Vinod Khosla, famed investor in Indiegogo, Storify, Jawbone, and more, went on stage at TechCrunch Disrupt 2013 and said: “95 percent of VCs add zero value and 70 to 80 percent of VCs add negative value to a startup in advising you.” The statement was met with a huge round of applause by a room full of hundreds of entrepreneurs in the room.
At the StartMeUp event in April, Singaporean investor Jeffrey Paine also told us that “you shouldn’t listen to anybody who wasn’t a founder. Only founders understand founders.” These bits of wisdom come from investors from San Francisco to Singapore. But does anybody take this advice?
Funders ousting founders
It’s always a shaky relationship between founder and funder. The founder starts out with their own dream of what they want their startup to be. The dream could be small, like a piece of software to help a few schools, or big, like being the biggest e-commerce site in Southeast Asia.
These founders come young, humble, and desperate for money, and the investors come in and “save” them. Once money is involved, the investors want things to go their way. This is understandable, of course – who can blame the guy who signs the cheques for wanting a little influence? Everybody has their own vision for what the startup should be. A clash emerges.
In many cases, this clash doesn’t end well. In the movie Startup.com, you can watch in vivid detail how Kaleil Tuzman slowly gets ousted by his investors and co-founders as he struggles to build his company. This is even more clear in the movie Something Ventured, where we see almost every founder get muscled out by investors within their startups’ first year. That includes big names like Cisco and Fairchild Semiconductor.
Founders with guts
It takes a founder with guts to keep the vision strong and build the company he or she wants to create. But a common complaint among investors is that founders don’t listen enough. Founder of Khosla Ventures and former CEO of Sun Microsystems, Vinod Khosla once implied that a delicate balance of listening and not-listening is required, stating:
Knowing whose advice to take and on what topic may be the single most important decision an entrepreneur can make. And this is what I tell entrepreneurs: listen politely and do what you want.

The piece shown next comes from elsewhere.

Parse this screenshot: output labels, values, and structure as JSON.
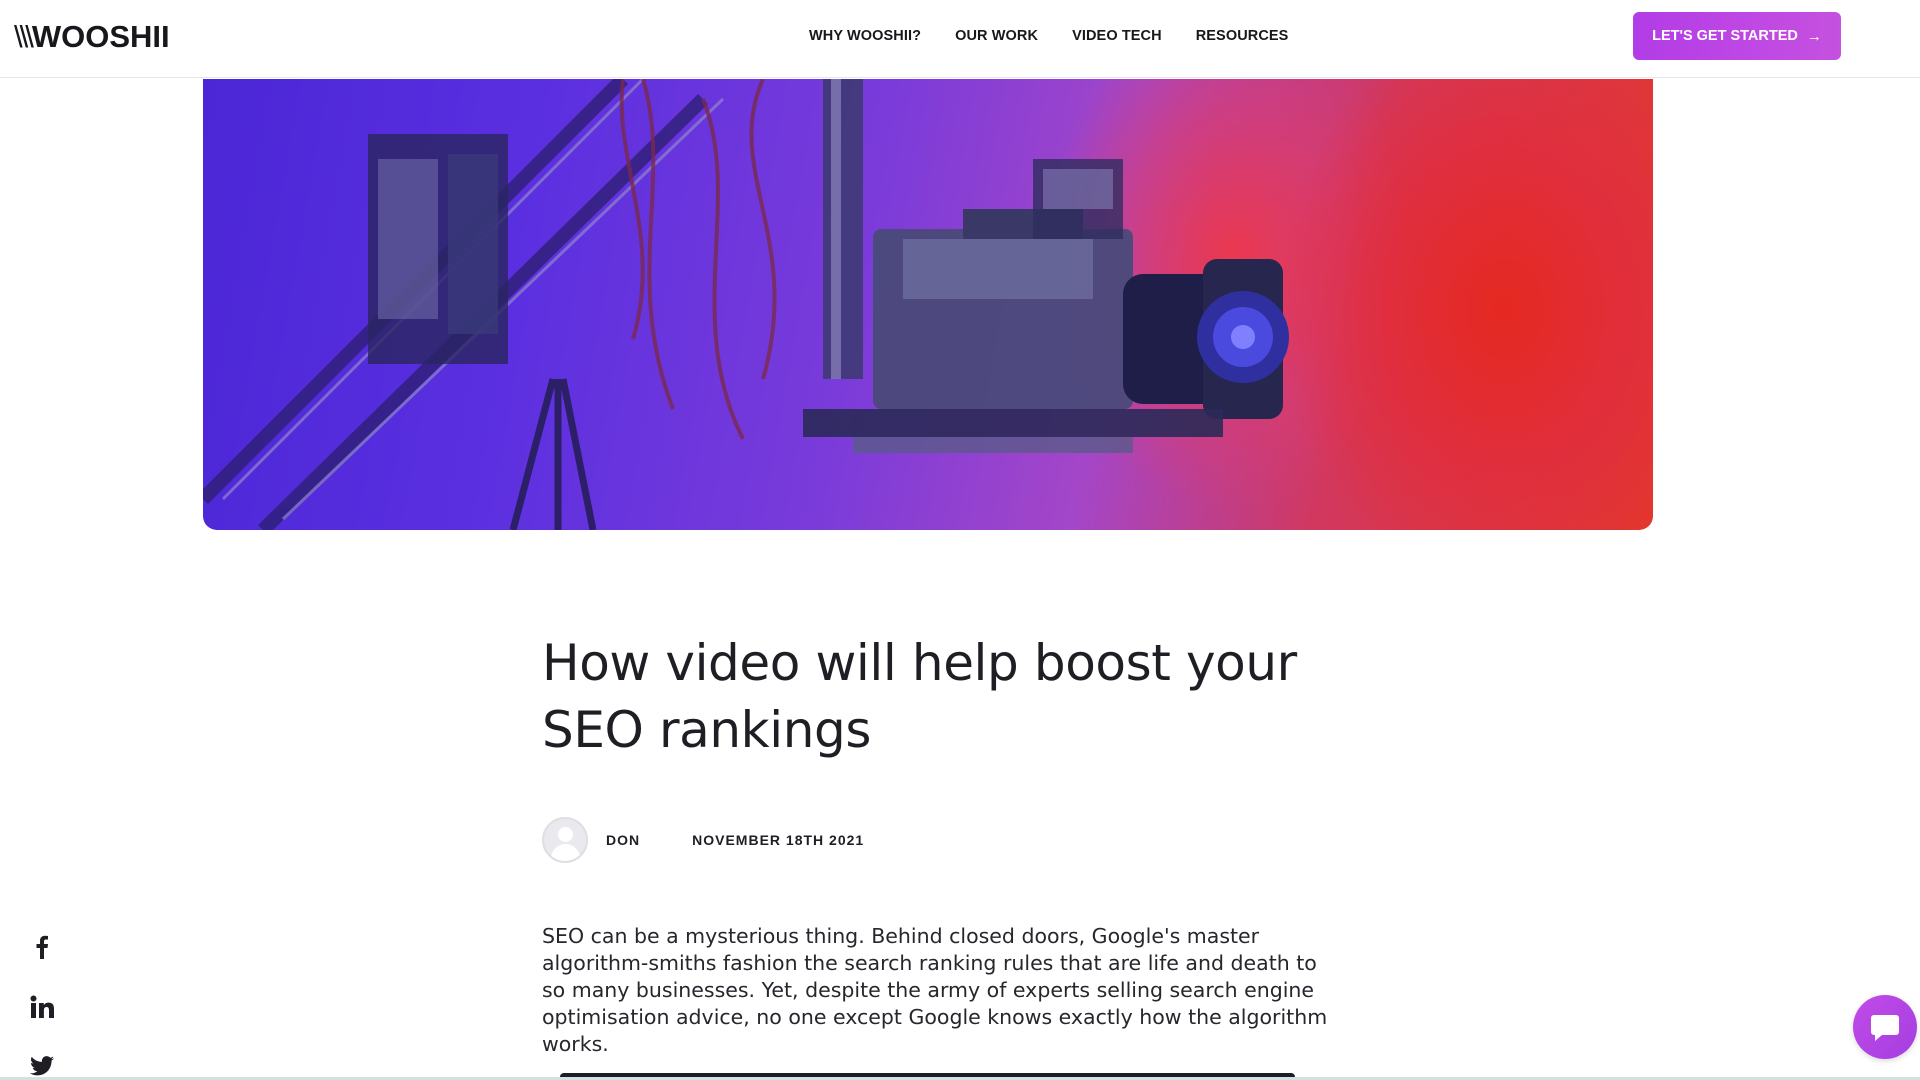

In the midst of this, the founder needs to keep investors happy, which requires a deep voyage into understanding what the real value and purpose of the startup is. Without this proper balance, the natural stubbornness all founders are endowed with is all for naught.
Two schools of thought
Investors in emerging markets like Asia are quite different from Silicon Valley investors in that a majority of them come out of finance backgrounds. In the Valley, folks like Khosla Ventures and Google Ventures, clearly have a background in technology and startup. Peter Thiel, from the Founder’s Fund and Valar Ventures, was himself a co-founder of PayPal. Most of the investors in other parts of the world may not have this kind of successful background as entrepreneurs.
Consequently, there’s two main schools of thought perpetuated by investors and startups. One school follows the Valley model of being hands off, and letting good founders run. The other side is more worried about how their money is being used and less trustful of founders.
But are these investors really capable of advising startups when they themselves don’t have any background in successfully starting up a company?